Entiéndeme, Susana, cuando no recuerde tu nombre en la mañana. Querrás reírte (pero no lo harás, porque estarás muy enojada) cuando me veas esforzarme por culparlo casi todo: tus manos que me tocan como otras me han tocado, estas drogas con las que pretendemos acercarnos, la resaca de otra noche de parranda, la memoria de mi madre y la ausencia de mi padre; por supuesto, tú no podrás creerme nada, porque me conoces mejor de lo que me he conocido y nada de esto importa. No, Susana, mañana no sabré cómo te llamas, ni lo sabré tras otro beso u otra lágrima sobre tu almohada.

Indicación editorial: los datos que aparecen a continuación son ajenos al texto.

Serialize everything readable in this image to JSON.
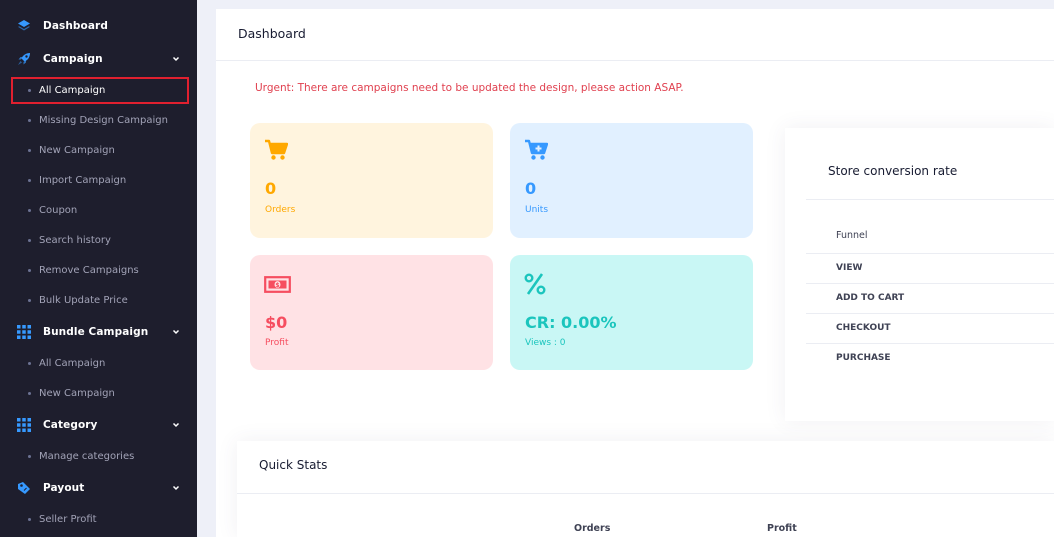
{
  "sidebar": {
    "sections": [
      {
        "label": "Dashboard",
        "icon": "layers-icon"
      },
      {
        "label": "Campaign",
        "icon": "rocket-icon"
      },
      {
        "label": "Bundle Campaign",
        "icon": "grid-icon"
      },
      {
        "label": "Category",
        "icon": "grid-icon"
      },
      {
        "label": "Payout",
        "icon": "tag-icon"
      }
    ],
    "campaign_items": [
      "All Campaign",
      "Missing Design Campaign",
      "New Campaign",
      "Import Campaign",
      "Coupon",
      "Search history",
      "Remove Campaigns",
      "Bulk Update Price"
    ],
    "bundle_items": [
      "All Campaign",
      "New Campaign"
    ],
    "category_items": [
      "Manage categories"
    ],
    "payout_items": [
      "Seller Profit"
    ]
  },
  "main": {
    "title": "Dashboard",
    "urgent": "Urgent: There are campaigns need to be updated the design, please action ASAP."
  },
  "cards": {
    "orders": {
      "value": "0",
      "label": "Orders",
      "icon": "cart-icon"
    },
    "units": {
      "value": "0",
      "label": "Units",
      "icon": "cart-plus-icon"
    },
    "profit": {
      "value": "$0",
      "label": "Profit",
      "icon": "money-icon"
    },
    "cr": {
      "value": "CR: 0.00%",
      "label": "Views : 0",
      "icon": "percent-icon"
    }
  },
  "conversion": {
    "title": "Store conversion rate",
    "header": "Funnel",
    "rows": [
      "VIEW",
      "ADD TO CART",
      "CHECKOUT",
      "PURCHASE"
    ]
  },
  "quick_stats": {
    "title": "Quick Stats",
    "columns": [
      "Orders",
      "Profit"
    ]
  },
  "colors": {
    "sidebar_bg": "#1e1e2d",
    "active_outline": "#e0202f",
    "icon_blue": "#3699ff",
    "urgent_red": "#e0404f"
  }
}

Los nombres nunca fueron importantes,
te diré al oído, con la voz sobre la piel, y ya nada. Discúlpame por la mirada estrellada contra la sábana, o mis manos temblando, como tanteando en la oscuridad por alcanzarte. Así nos fuimos convirtiendo en frecuencias inauditas, colosos de tiempo cuyos nombres nunca importaron (ya te lo dije). Así que olvídalo, Susana, desde esta noche, desde este instante y este rincón de tu recámara, que si me quieres casi tanto como te quiero ─y sé que sí, porque no nos hemos dado por vencidos─, me dirás que está bien, me sonreirás; atrofiaste mi memoria, pero no cada recuerdo que nos cambió.